By Jennifer Ryan - Jan 24, 2011 10:00 AM PT
Bank of England policy maker Andrew Sentance said officials need to increase interest rates to keep price pressures from the global recovery and a weaker pound from getting entrenched in the economy.
“When it is clear that global inflationary pressures, coupled with a substantial decline in the exchange rate and reasonably healthy growth of domestic demand are all contributing to a sustained period of above-target inflation, then the time has come to act,” Sentance said in a speech in London today.
While food and fuel prices pushed U.K. inflation to 3.7 percent in December, the 10th month above the government’s 3 percent upper limit, the Monetary Policy Committee held the key rate at 0.5 percent this month to support growth. The central bank targets a 2 percent inflation rate and Sentance said officials’ refusal to curtail emergency stimulus may undermine their credibility and stoke further price gains.

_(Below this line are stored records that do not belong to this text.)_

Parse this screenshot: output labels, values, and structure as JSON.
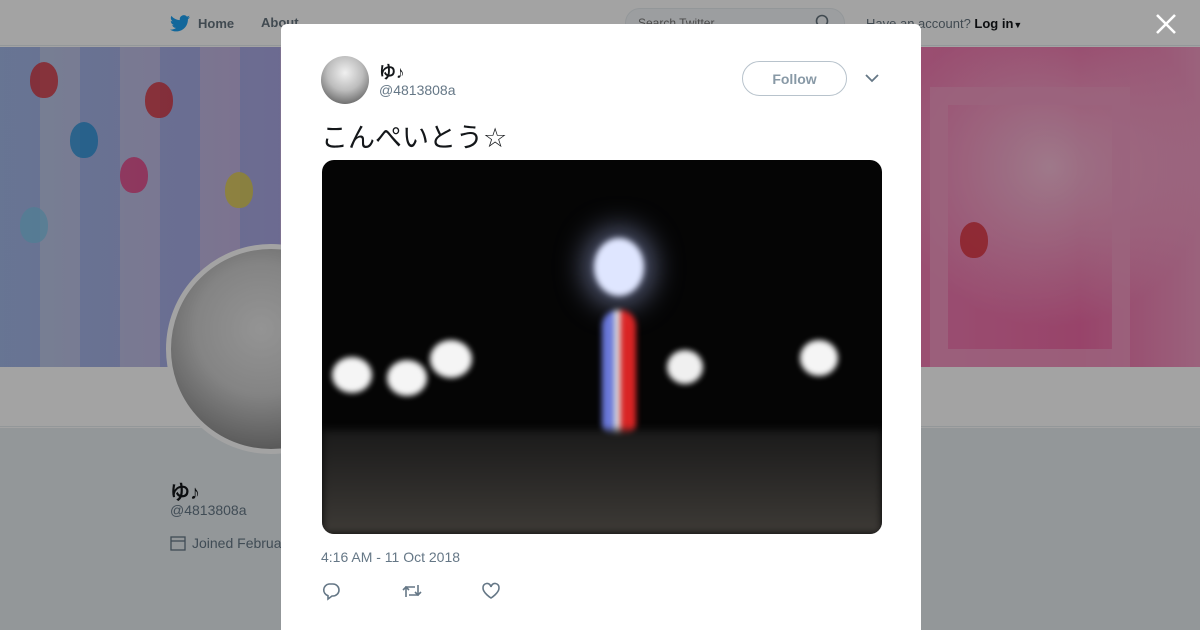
{
  "nav": {
    "home_label": "Home",
    "about_label": "About"
  },
  "search": {
    "placeholder": "Search Twitter"
  },
  "account": {
    "prompt": "Have an account?",
    "login_label": "Log in"
  },
  "profile": {
    "name": "ゆ♪",
    "handle": "@4813808a",
    "joined": "Joined Februa"
  },
  "tweet": {
    "author_name": "ゆ♪",
    "author_handle": "@4813808a",
    "follow_label": "Follow",
    "text": "こんぺいとう☆",
    "timestamp": "4:16 AM - 11 Oct 2018"
  },
  "colors": {
    "accent": "#1da1f2",
    "text": "#14171a",
    "muted": "#657786"
  },
  "icons": [
    "twitter-bird-icon",
    "search-icon",
    "caret-down-icon",
    "close-icon",
    "calendar-icon",
    "reply-icon",
    "retweet-icon",
    "like-icon",
    "chevron-down-icon"
  ]
}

“The lack of a substantive policy response” to consumer- price gains “enhances the risk of a loss of credibility in the inflation target itself and a loss of belief in the commitment of the MPC to achieving it,” he said.
The panel has split three ways since October, when Adam Posen said the bank should expand its bond-purchase plan to prevent inflation from slowing too much once a government spending squeeze takes hold. Posen last week described recent price gains as temporary, indicating he may keep pushing for more stimulus.
The Office for National Statistics may say tomorrow that U.K. economic growth slowed to 0.5 percent in the fourth quarter from 0.7 percent in the previous three months, according to a Bloomberg News survey of economists.